Sunday 25 August 2019

Boherbue artist's work on show at prestigious RHA exhibition

Joseph Heffernan making waves in the contemporary Irish art world

Bill Browne

For the second year in succession, a work by a young Boherbue artist has been included in the prestigious annual Royal Hibernian Academy (RHA) exhibition.

Joseph Heffernan (32) has been making quite a name for himself within the Irish art world in recent years, with his works being showcased at a number of high-profile exhibitions across the country. 

His work 'The Warriors' featured in the 2019 RHA exhibition and was sold to a private buyer for €600. 

Having completed a course in Art and Design at Cork's Coláiste Stiofáin Naofa in 2005, Joseph went on to receive a BA Honours from the Crawford College of Art and Design, and subsequently studied Painting as a Masters student at the National College of Art and Design in Dublin from 2013 to 2016. 

Based between Dublin and Cork, Joseph was a founder of Sample Studios in Cork, of which he is currently a studio member in addition to being an associate member of Belfast-based Catalyst Arts. 

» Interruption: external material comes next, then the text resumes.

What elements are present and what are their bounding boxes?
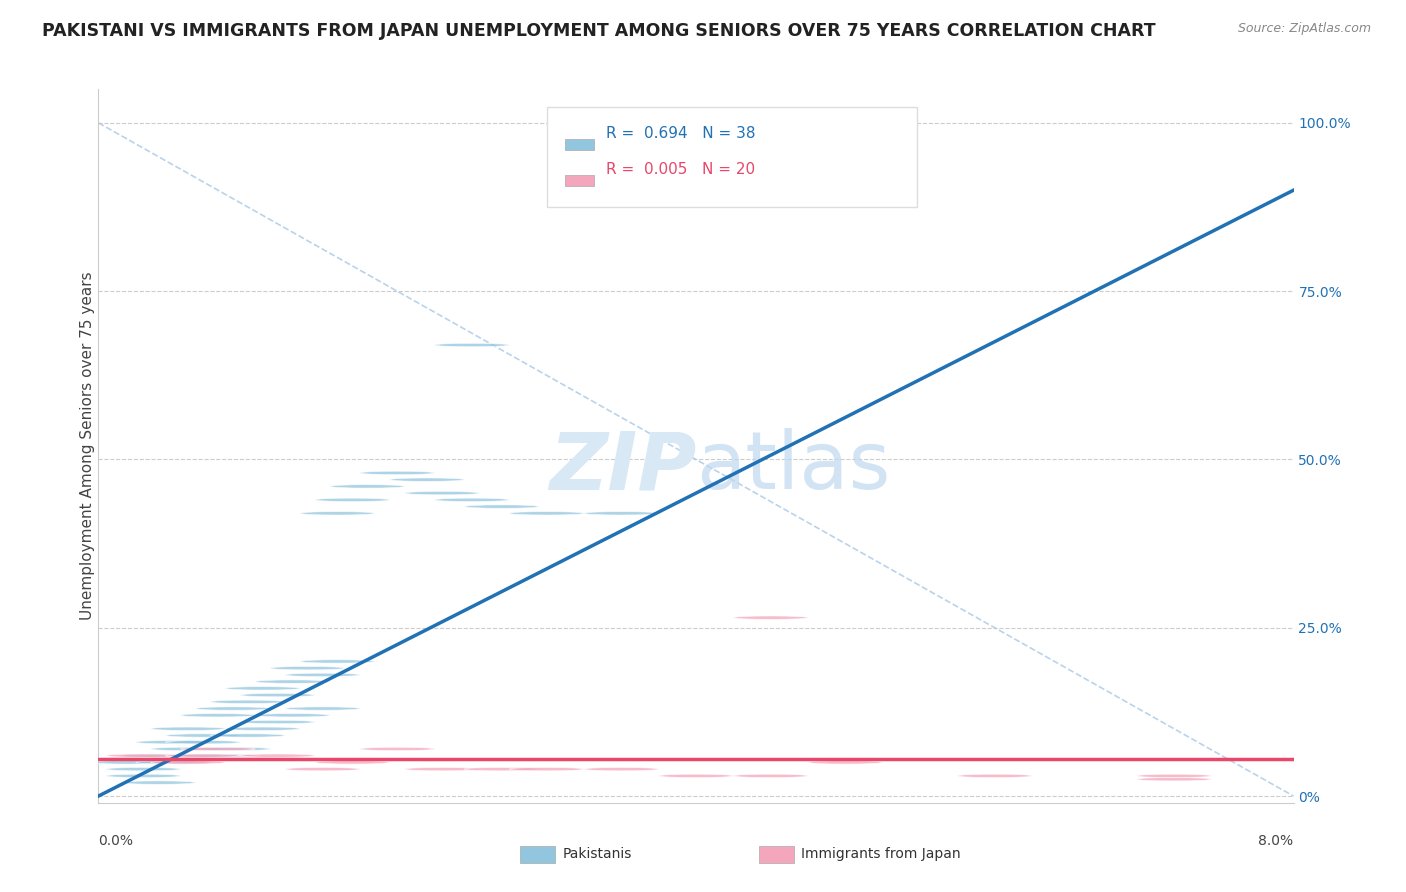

His work was recently profiled in the Sunday Independent's Art Review, with particular emphasis placed on his work 'Crusade', an abstract oil-on-board painting of a knight on horseback preparing to go into battle. 

Joseph said that growing up in the Boherbue countryside prior to the advent of the internet proved to be instrumental in helping to inspire his creative streak. 

"My siblings and I spent a lot of time outdoors building fortresses in the woods and things like that. There is very much an extension of that world in what I do now."

His keen interest in colour theory and the chemistry of paint is also a huge influence on his work, producing what he described as a "heightened reality and a theatrical staged element" to all his work. 

A prolific painter, Joseph often works on numerous pieces simultaneously, a process that he said allows each of the works to "feed off one another". 

"I am interested in images where you're not sure what's going on. The viewer has to fill in the blanks, so it becomes a sort of breeding ground for what people bring to it themselves," he said. 

While Joseph's works feature a wide variety of subjects, he views 'Crusade' as being very much a reflection of his own character and the manner in which he completely immerses himself in each of his creations. 

"I am a very obsessive and organised person. Crusade is really a self-reflective painting about being in the studio and all the anxieties, monomania and self-absorption that inevitably involves," said Joseph. 

While he admitted that, unlike many of his other works, Crusade does carry with it "an undercurrent of violence" it also offers an insight into the ideas of Belgian painter Michael Borreman's that 'the human being is a victim of his situation and is not free', an ethos that Joseph readily identifies with. 

"I am interested in violence, but not in any overtly political way. There is so much pointless and destructive activity in the world it really seems to me that the creative life is a noble pursuit," he said.

Now in its 189th year the RHA Exhibition will run at the Gallagher Gallery, Ely Place, Dublin until Saturday, August 10.